4. The Jury Was Drawn From Kenosha County & Tilted Female
Who were the jurors? Their identities were not revealed. However, there were seven women on the Rittenhouse jury and five men.
The jurors were drawn from Kenosha County. All but one appeared white, and they were middle-aged to elderly in almost all cases.
There were several incidents with the jury during the trial. The judge kicked MSNBC out of the courtroom when a freelancer was accused of following the jury bus; the network denied that was his intent. There was an earlier incident where someone was videotaping jurors, the judge announced in court. Concerns about jury intimidation grew.
Protests and counter-protests broke out throughout the week.
The defense attorneys had filed a motion for a mistrial with prejudice that is now rendered moot; the judge had not yet ruled on it. They accused prosecutors of intentionally doing things like giving them a compressed video of the shooting of Rosenbaum that was worse quality than the one the state used.
5. The Jurors Sent Several Notes to the Judge
There were a few clues about what jurors were thinking; they sent some notes to the judge. They were sent in the handwriting of a female juror known as “juror 54.”

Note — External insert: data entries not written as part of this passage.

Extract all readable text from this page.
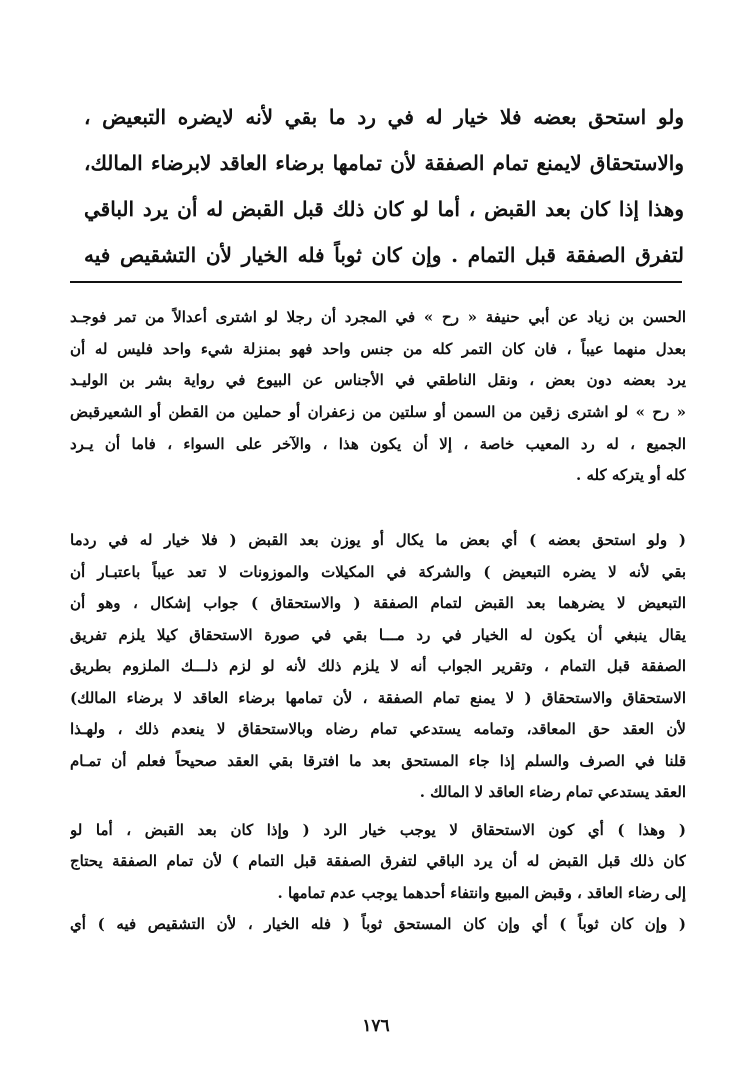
ولو استحق بعضه فلا خيار له في رد ما بقي لأنه لايضره التبعيض ،
والاستحقاق لايمنع تمام الصفقة لأن تمامها برضاء العاقد لابرضاء المالك،
وهذا إذا كان بعد القبض ، أما لو كان ذلك قبل القبض له أن يرد الباقي
لتفرق الصفقة قبل التمام . وإن كان ثوباً فله الخيار لأن التشقيص فيه
الحسن بن زياد عن أبي حنيفة « رح » في المجرد أن رجلا لو اشترى أعدالاً من تمر فوجـد
بعدل منهما عيباً ، فان كان التمر كله من جنس واحد فهو بمنزلة شيء واحد فليس له أن
يرد بعضه دون بعض ، ونقل الناطقي في الأجناس عن البيوع في رواية بشر بن الوليـد
« رح » لو اشترى زقين من السمن أو سلتين من زعفران أو حملين من القطن أو الشعيرقبض
الجميع ، له رد المعيب خاصة ، إلا أن يكون هذا ، والآخر على السواء ، فاما أن يـرد
كله أو يتركه كله .
( ولو استحق بعضه ) أي بعض ما يكال أو يوزن بعد القبض ( فلا خيار له في ردما
بقي لأنه لا يضره التبعيض ) والشركة في المكيلات والموزونات لا تعد عيباً باعتبـار أن
التبعيض لا يضرهما بعد القبض لتمام الصفقة ( والاستحقاق ) جواب إشكال ، وهو أن
يقال ينبغي أن يكون له الخيار في رد مـــا بقي في صورة الاستحقاق كيلا يلزم تفريق
الصفقة قبل التمام ، وتقرير الجواب أنه لا يلزم ذلك لأنه لو لزم ذلـــك الملزوم بطريق
الاستحقاق والاستحقاق ( لا يمنع تمام الصفقة ، لأن تمامها برضاء العاقد لا برضاء المالك)
لأن العقد حق المعاقد، وتمامه يستدعي تمام رضاه وبالاستحقاق لا ينعدم ذلك ، ولهـذا
قلنا في الصرف والسلم إذا جاء المستحق بعد ما افترقا بقي العقد صحيحاً فعلم أن تمـام
العقد يستدعي تمام رضاء العاقد لا المالك .
( وهذا ) أي كون الاستحقاق لا يوجب خيار الرد ( وإذا كان بعد القبض ، أما لو
كان ذلك قبل القبض له أن يرد الباقي لتفرق الصفقة قبل التمام ) لأن تمام الصفقة يحتاج
إلى رضاء العاقد ، وقبض المبيع وانتفاء أحدهما يوجب عدم تمامها .
( وإن كان ثوباً ) أي وإن كان المستحق ثوباً ( فله الخيار ، لأن التشقيص فيه ) أي
١٧٦
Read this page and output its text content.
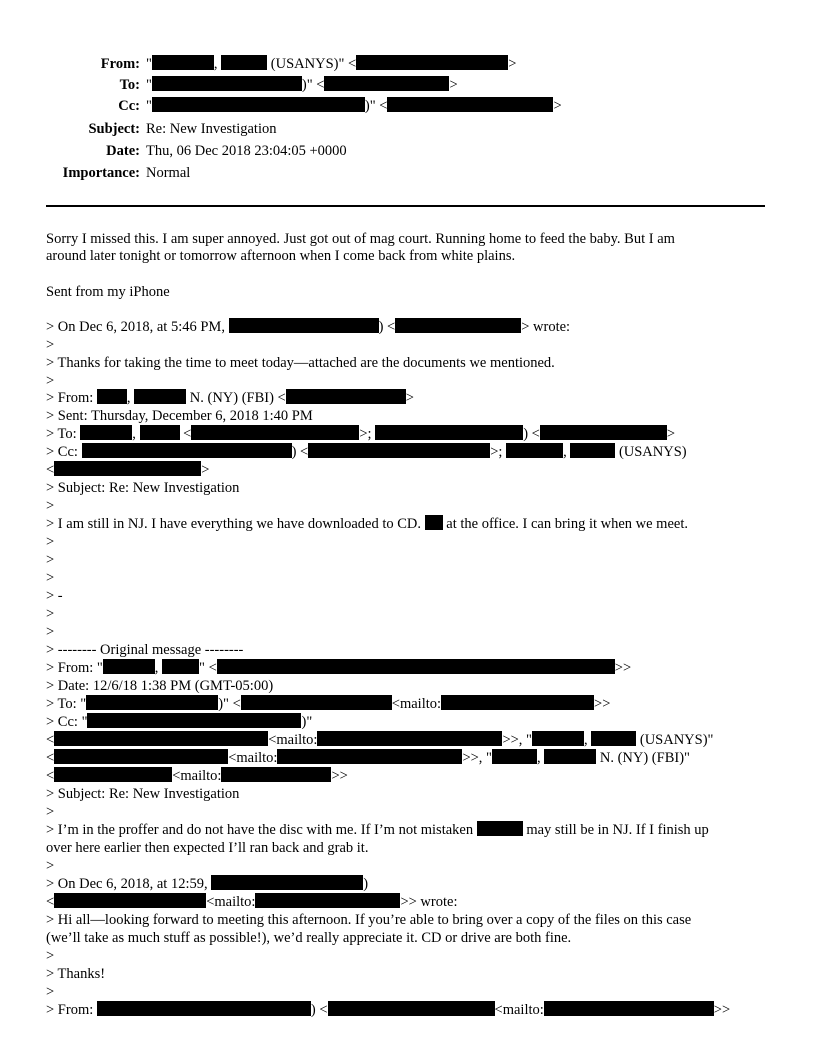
From: "	,	(USANYS)" <	>
To: "	)" <	>
Cc: "	)" <	>
Subject: Re: New Investigation
Date: Thu, 06 Dec 2018 23:04:05 +0000
Importance: Normal
Sorry I missed this. I am super annoyed. Just got out of mag court. Running home to feed the baby. But I am
around later tonight or tomorrow afternoon when I come back from white plains.
Sent from my iPhone
> On Dec 6, 2018, at 5:46 PM,	) <	> wrote:
>
> Thanks for taking the time to meet today—attached are the documents we mentioned.
>
> From: ,	N. (NY) (FBI) <	>
> Sent: Thursday, December 6, 2018 1:40 PM
> To:	,	<	>;	) <	>
> Cc:	) <	>;	,	(USANYS)
<	>
> Subject: Re: New Investigation
>
> I am still in NJ. I have everything we have downloaded to CD. at the office. I can bring it when we meet.
>
>
>
> -
>
>
> -------- Original message --------
> From: "	,	" <	>>
> Date: 12/6/18 1:38 PM (GMT-05:00)
> To: "	)" <	<mailto:	>>
> Cc: "	)"
<	<mailto:	>>, "	,	(USANYS)"
<	<mailto:	>>, "	,	N. (NY) (FBI)"
<	<mailto:	>>
> Subject: Re: New Investigation
>
> I’m in the proffer and do not have the disc with me. If I’m not mistaken	may still be in NJ. If I finish up
over here earlier then expected I’ll ran back and grab it.
>
> On Dec 6, 2018, at 12:59,	)
<	<mailto:	>> wrote:
> Hi all—looking forward to meeting this afternoon. If you’re able to bring over a copy of the files on this case
(we’ll take as much stuff as possible!), we’d really appreciate it. CD or drive are both fine.
>
> Thanks!
>
> From:	) <	<mailto:	>>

One note asked for the drone video and a series of other pieces of evidence that may indicate they are scrutinizing the provocation argument closely. They also asked for an FBI infrared video that was shown in court.
Other notes showed jurors wanted to see video relating to the shooting of Grosskreutz, who testified that he pointed a gun at Rittenhouse while advancing toward him at close distance because he believed he was an active shooter.
A juror asked the judge on November 18, 2021, if the jurors could take the jury instructions home and was told yes.